There surely can’t be anyone in the pharma industry who hasn’t heard the story of thalidomide. The disaster that followed the release onto the market of thalidomide in 1959 triggered a wave of regulatory changes to ensure reliable evidence of drug safety, efficacy and chemical purity, before a new drug is released onto the market.
While failure of clinical efficacy is the major cause of drug attrition, a poor safety profile is also a major factor in failure of drugs in development, at all stages from initial lead candidate through preclinical and clinical development to post-marketing surveillance. In order to ensure the safety of drugs on the market, rigorous testing is carried out throughout the pipeline, and can be categorized into preclinical safety/toxicology in animal models, clinical safety in human subjects, and then post-market pharmacovigilance, to look for safety signals across a wide patient population (see schematic below).
At every stage, critical data is being both generated and sought from unstructured text – from internal safety reports, scientific literature, individual case safety reports, clinical investigator brochures, patient forum, social media, conference abstracts. Intelligent search across these hundreds of thousands of pages can provide the information for key decision support. Many of our customers are using the power of Linguamatics Natural Language Processing (NLP) solution to transform the unstructured text into actionable structured data that can be rapidly visualized and analyzed, at every stage through the safety lifecycle of a drug.
NLP to enhance the searchability of internal preclinical toxicology safety reports
There is a wealth of valuable information in legacy preclinical safety reports. Locked away in these historical data are answers to questions such as: Has this particular organ toxicity been seen before? In what species, and with what chemistry? Many pharma organizations use document repositories to store their preclinical tox studies, but the search functionality of many of these document management systems is limited, hindering access. Eric Su, Principal Research Scientist at Eli Lilly and Company, talked recently about how NLP can help solve this challenge. At Lilly, they use a search portal (learn more about user search and visualization here) to enable rapid effective searches over the NLP-enabled. This intuitive GUI allows scientists who aren’t expert in NLP to run effective searches and pull back the data and documents of interest, for downstream review and analysis.
Agios Pharmaceuticals use of Natural Language Processing for Clinical Safety
At Agios, Linguamatics NLP has been used for 10 years. Stuart Murray (Director, Informatics) said that one reason NLP is used is speed: to get decision support as fast and as comprehensively as possible. “We’ve used NLP from very early exploratory research to discover targets for our pipeline through to pre-clinical development looking for safety signals, and now most recently for pharmacovigilance to understand what is going on in our clinical trials”. In clinical safety workflows, NLP is being used to mine AE reports, extract case data from call center records, and assist with initial coding of reported events and WHO drugs.

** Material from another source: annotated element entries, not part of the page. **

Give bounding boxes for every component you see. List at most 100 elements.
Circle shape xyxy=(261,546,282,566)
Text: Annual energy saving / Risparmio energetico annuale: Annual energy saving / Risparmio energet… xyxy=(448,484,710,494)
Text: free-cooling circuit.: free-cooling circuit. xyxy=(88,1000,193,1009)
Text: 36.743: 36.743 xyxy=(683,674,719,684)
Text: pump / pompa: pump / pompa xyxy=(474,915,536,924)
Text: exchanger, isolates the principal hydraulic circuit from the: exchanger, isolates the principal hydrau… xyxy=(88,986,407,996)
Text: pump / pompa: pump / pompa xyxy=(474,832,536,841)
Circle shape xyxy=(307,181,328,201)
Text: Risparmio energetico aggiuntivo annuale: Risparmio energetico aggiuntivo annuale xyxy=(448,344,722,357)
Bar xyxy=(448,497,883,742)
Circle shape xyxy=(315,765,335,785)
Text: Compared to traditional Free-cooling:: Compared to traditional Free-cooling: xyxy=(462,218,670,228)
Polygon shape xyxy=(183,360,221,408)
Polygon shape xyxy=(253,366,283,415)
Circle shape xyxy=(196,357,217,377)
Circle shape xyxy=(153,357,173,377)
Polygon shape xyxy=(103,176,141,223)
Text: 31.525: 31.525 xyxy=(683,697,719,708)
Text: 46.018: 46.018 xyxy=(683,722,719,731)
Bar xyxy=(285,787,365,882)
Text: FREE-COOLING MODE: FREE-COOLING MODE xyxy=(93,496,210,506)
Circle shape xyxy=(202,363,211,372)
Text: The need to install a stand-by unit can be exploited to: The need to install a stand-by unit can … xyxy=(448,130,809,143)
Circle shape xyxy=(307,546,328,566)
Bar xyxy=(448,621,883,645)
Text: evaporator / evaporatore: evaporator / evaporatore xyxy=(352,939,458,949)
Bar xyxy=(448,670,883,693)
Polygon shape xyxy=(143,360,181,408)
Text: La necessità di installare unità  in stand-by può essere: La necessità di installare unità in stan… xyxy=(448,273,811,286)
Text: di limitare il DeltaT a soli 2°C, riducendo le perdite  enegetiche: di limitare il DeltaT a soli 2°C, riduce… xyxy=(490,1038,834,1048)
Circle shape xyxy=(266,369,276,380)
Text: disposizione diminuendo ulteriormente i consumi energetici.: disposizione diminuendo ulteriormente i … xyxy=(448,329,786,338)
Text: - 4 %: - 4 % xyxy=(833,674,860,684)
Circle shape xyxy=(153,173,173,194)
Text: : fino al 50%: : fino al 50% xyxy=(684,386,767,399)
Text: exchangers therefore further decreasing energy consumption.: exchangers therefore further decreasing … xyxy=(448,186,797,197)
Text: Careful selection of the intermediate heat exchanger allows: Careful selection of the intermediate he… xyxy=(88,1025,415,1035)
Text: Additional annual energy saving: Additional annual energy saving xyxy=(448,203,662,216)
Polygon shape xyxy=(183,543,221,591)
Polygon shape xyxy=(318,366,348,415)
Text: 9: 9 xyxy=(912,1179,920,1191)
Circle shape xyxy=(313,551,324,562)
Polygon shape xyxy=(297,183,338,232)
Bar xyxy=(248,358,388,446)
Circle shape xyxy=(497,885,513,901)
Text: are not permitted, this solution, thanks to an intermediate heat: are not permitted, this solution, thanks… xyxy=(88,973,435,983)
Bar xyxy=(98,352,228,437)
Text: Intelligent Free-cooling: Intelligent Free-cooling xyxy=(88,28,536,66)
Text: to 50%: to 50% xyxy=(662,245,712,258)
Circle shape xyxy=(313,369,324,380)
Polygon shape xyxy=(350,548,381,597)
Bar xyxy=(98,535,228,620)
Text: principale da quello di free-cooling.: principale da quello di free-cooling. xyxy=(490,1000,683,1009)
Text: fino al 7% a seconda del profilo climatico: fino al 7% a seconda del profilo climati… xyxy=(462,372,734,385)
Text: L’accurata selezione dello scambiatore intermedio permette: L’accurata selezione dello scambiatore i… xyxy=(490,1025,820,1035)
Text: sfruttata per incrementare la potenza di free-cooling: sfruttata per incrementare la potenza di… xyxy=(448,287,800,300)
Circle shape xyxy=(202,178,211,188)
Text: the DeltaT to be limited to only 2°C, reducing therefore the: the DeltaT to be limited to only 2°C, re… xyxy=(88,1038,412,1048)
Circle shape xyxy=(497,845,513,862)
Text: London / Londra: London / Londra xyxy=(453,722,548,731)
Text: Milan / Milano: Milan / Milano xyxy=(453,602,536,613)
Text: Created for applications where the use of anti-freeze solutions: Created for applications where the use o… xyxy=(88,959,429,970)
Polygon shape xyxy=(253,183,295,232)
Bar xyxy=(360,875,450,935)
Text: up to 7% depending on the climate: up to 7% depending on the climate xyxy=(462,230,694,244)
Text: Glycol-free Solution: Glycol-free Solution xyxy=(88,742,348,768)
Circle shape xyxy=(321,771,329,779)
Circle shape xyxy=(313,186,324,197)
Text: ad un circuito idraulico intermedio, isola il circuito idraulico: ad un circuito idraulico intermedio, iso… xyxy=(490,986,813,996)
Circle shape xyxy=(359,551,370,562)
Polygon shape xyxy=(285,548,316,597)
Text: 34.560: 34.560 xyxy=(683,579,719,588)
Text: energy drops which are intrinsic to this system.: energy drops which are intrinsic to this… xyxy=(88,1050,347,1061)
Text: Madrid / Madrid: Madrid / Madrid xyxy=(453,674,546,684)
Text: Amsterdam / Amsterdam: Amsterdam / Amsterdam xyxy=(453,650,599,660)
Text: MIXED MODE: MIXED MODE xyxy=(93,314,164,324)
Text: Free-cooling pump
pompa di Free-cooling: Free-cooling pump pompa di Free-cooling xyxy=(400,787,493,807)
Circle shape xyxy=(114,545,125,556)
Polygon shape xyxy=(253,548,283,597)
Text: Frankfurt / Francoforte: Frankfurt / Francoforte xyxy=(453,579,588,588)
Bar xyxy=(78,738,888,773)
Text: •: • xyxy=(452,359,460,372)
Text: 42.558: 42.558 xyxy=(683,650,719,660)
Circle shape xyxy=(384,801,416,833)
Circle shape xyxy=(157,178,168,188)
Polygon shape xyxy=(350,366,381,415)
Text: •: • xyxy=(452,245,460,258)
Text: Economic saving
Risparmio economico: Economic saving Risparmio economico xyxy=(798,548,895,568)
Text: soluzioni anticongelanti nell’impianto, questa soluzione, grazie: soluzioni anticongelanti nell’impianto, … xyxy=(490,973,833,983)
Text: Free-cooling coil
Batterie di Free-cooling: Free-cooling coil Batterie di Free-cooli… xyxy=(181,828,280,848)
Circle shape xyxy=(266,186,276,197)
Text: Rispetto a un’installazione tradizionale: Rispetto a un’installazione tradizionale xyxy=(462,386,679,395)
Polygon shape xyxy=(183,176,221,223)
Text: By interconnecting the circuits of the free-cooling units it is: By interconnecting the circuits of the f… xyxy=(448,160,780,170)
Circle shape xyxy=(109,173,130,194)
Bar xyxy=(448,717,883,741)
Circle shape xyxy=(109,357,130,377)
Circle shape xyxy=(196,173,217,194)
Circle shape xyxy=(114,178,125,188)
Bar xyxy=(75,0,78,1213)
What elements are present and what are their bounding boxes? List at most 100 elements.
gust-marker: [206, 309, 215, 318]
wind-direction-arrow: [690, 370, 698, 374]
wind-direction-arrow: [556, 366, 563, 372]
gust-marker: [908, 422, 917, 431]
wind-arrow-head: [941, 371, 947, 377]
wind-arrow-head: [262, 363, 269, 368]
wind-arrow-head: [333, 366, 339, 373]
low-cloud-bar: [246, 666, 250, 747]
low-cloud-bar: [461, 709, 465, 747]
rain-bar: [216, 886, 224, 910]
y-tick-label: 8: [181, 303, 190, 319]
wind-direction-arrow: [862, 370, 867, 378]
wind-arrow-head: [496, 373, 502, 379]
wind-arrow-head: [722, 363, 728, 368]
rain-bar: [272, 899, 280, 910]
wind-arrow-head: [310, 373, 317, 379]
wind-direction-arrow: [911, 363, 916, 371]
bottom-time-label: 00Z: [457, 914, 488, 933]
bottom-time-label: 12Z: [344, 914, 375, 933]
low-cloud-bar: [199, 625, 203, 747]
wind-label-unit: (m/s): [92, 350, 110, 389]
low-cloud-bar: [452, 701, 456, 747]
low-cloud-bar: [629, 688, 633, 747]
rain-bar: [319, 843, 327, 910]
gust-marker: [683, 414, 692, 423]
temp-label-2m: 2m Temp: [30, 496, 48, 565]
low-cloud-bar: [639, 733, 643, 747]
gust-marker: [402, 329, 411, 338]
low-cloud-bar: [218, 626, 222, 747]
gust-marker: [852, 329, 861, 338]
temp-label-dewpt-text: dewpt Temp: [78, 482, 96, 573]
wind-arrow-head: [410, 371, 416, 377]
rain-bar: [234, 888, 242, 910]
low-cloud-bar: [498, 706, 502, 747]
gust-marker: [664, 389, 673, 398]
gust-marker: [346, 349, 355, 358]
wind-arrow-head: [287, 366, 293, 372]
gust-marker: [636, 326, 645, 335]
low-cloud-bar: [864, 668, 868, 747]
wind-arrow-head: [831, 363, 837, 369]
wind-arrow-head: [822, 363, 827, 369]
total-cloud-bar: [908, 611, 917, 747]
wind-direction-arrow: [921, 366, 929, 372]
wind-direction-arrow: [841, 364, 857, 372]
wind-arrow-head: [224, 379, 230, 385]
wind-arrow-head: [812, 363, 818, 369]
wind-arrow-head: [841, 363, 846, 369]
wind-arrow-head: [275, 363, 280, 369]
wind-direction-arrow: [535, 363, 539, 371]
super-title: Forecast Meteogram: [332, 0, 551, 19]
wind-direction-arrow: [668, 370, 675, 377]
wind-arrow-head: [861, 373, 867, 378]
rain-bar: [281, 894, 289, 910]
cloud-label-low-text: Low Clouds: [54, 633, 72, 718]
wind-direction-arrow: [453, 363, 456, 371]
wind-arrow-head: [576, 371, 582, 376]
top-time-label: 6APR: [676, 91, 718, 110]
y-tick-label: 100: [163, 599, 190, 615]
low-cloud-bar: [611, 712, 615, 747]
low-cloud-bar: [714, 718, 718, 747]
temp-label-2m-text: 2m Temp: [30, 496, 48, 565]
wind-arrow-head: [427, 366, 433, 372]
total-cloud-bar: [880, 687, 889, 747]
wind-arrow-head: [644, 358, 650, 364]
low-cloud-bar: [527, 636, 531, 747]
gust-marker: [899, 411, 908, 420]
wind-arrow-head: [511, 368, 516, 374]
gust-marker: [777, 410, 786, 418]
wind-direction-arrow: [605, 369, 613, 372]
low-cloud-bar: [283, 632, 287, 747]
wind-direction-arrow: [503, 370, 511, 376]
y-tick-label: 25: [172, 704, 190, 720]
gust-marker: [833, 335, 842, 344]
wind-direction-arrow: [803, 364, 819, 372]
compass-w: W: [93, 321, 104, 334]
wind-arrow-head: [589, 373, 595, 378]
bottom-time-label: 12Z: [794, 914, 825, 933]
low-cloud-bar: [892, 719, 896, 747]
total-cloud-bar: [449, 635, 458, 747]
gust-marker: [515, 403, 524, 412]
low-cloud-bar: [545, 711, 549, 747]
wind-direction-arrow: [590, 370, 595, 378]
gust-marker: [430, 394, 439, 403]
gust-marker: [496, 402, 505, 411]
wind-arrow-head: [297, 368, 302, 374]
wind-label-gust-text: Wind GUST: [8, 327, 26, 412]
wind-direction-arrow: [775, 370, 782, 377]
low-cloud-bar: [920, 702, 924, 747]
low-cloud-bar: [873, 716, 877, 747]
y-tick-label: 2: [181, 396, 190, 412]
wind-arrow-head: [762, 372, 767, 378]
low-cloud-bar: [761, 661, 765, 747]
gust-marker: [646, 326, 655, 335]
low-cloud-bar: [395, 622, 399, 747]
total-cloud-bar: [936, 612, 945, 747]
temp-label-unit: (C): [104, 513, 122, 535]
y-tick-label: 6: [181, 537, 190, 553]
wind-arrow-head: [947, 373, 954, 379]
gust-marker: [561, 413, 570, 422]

A recent use case explored the risk of a rare (potentially life-threatening) adverse event, Differentiation Syndrome, in patients on trial of Agios’s IDH1-inhibitor AG120. NLP was used to extract key information from Serious Adverse Event (SAE) Report Forms. The extracted data was visualized as networks in Cytoscape and enabled clinicians to explore the patterns of symptoms between patients, and critically, identify those at risk.
NLP to support Medical Coding in Adverse Event Report Processing
Once a drug is on the market, pharma companies need to screen huge volumes of reports for potential adverse events from patients in the real world. Within pharmacovigilance workflows, reports are received from many sources – call center feeds, emails, regulatory AE reports and more. These are often in everyday language, and so have to be coded into a standardized format to allow database processing. For the adverse event, indication, medical history, etc. the Medical Dictionary for Regulatory Activities (MedDRA) must be used. Most of the coding is manual and time consuming. Only when the verbatim exactly matches a MedDRA term, is coding automatic. For example, a verbatim might read: “I really got ill the other day, had a horrible headache and couldn’t sleep for two days.” “Headache” has an exact match in MedDRA, so can be auto-encoded, but “couldn’t sleep” is not a MedDRA term and so has to be manually coded to “sleeplessness”. Linguamatics worked with CSL Behring to develop an NLP workflow that doubled the level of auto-coding (from only 30% of adverse events, to over 60%). Use of NLP reduced manual time by 50%, improved coding consistency, and can reduce risk for case processing and medical evaluation.
Digital Transformation for Safety
Safety is assessed at all stages in the life history of a drug. The ultimate test comes only after the drug has been marketed and used in a clinical setting in many thousands of patients, across broader indications, and in combinations with other drugs. There will always be risks; but the more data that can be gathered, analyzed, and transformed into actionable information, the greater the chance of lowering that risk.